Another new consideration is the DOJ’s renewed emphasis on corporate monitors. Corporate monitoring involves an independent expert—paid for by the company—overseeing board and corporate activities.
“It is a very onerous thing to have a corporate monitor in place, but it looks like we're going to see a lot more of them,” Clark said.
The DOJ also now prefers that companies have a dedicated compliance officer who works independently of the general counsel and reports directly to the board of directors.
So federal officials have placed an increasingly heavy burden on corporate compliance programs. Clark said the following questions should guide such a program in the current environment:
- Is the compliance program well-designed, with integrated processes and appropriate controls?
- Is it applied in good faith, with real buy-in from senior and middle management? Are adequate resources devoted to compliance? And does the compliance office have the autonomy to act effectively?

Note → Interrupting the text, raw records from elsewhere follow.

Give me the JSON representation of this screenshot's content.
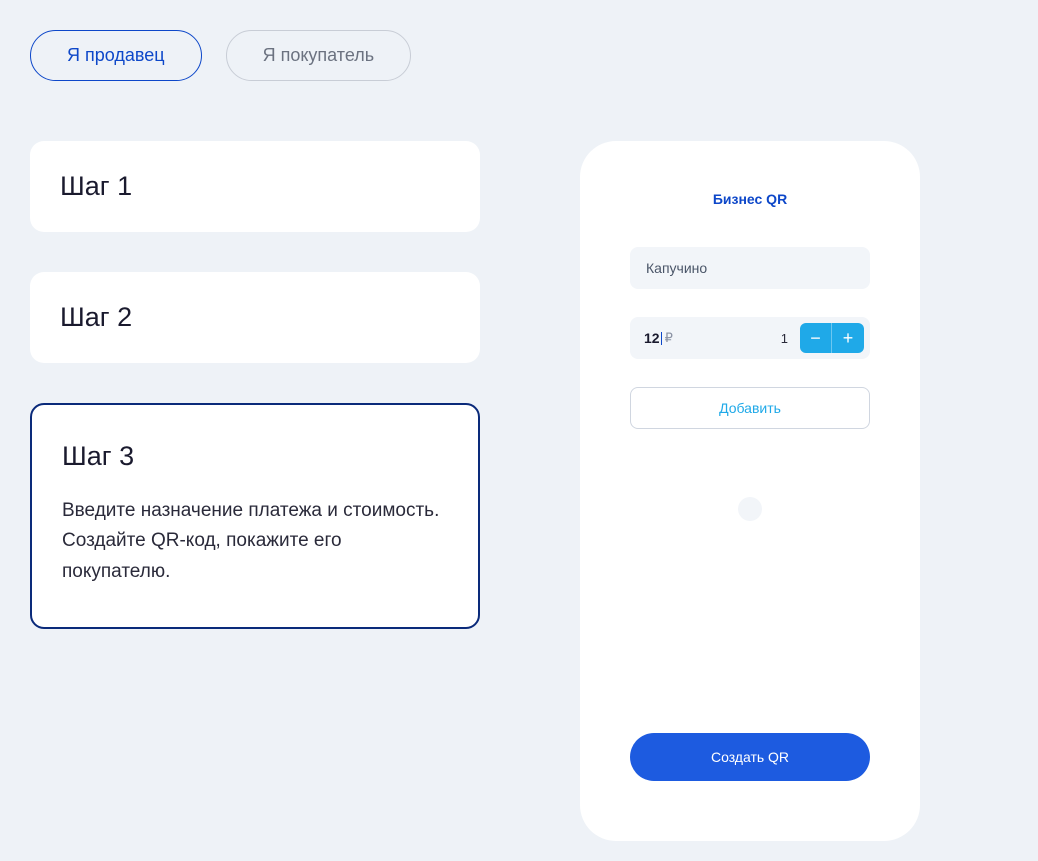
{
  "tabs": {
    "seller": "Я продавец",
    "buyer": "Я покупатель"
  },
  "steps": {
    "step1": {
      "title": "Шаг 1"
    },
    "step2": {
      "title": "Шаг 2"
    },
    "step3": {
      "title": "Шаг 3",
      "description": "Введите назначение платежа и стоимость. Создайте QR-код, покажите его покупателю."
    }
  },
  "phone": {
    "title": "Бизнес QR",
    "product_name": "Капучино",
    "price": "12",
    "currency": "₽",
    "quantity": "1",
    "minus_label": "−",
    "plus_label": "+",
    "add_button": "Добавить",
    "create_qr": "Создать QR"
  }
}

- Does the compliance program include periodic testing, review and improvement? Does it investigate, identify and remediate any misconduct?
Healthcare counsel and compliance officers have plenty on their plate, from responding to grand jury subpoenas to False Claims Act issues to antitrust enforcement and more. The Department of Justice is getting more aggressive in investigating and prosecuting perceived fraud in the healthcare sector. Healthcare providers, hospitals, health systems and other businesses need to take action now to ensure they are best protected should federal investigators come calling.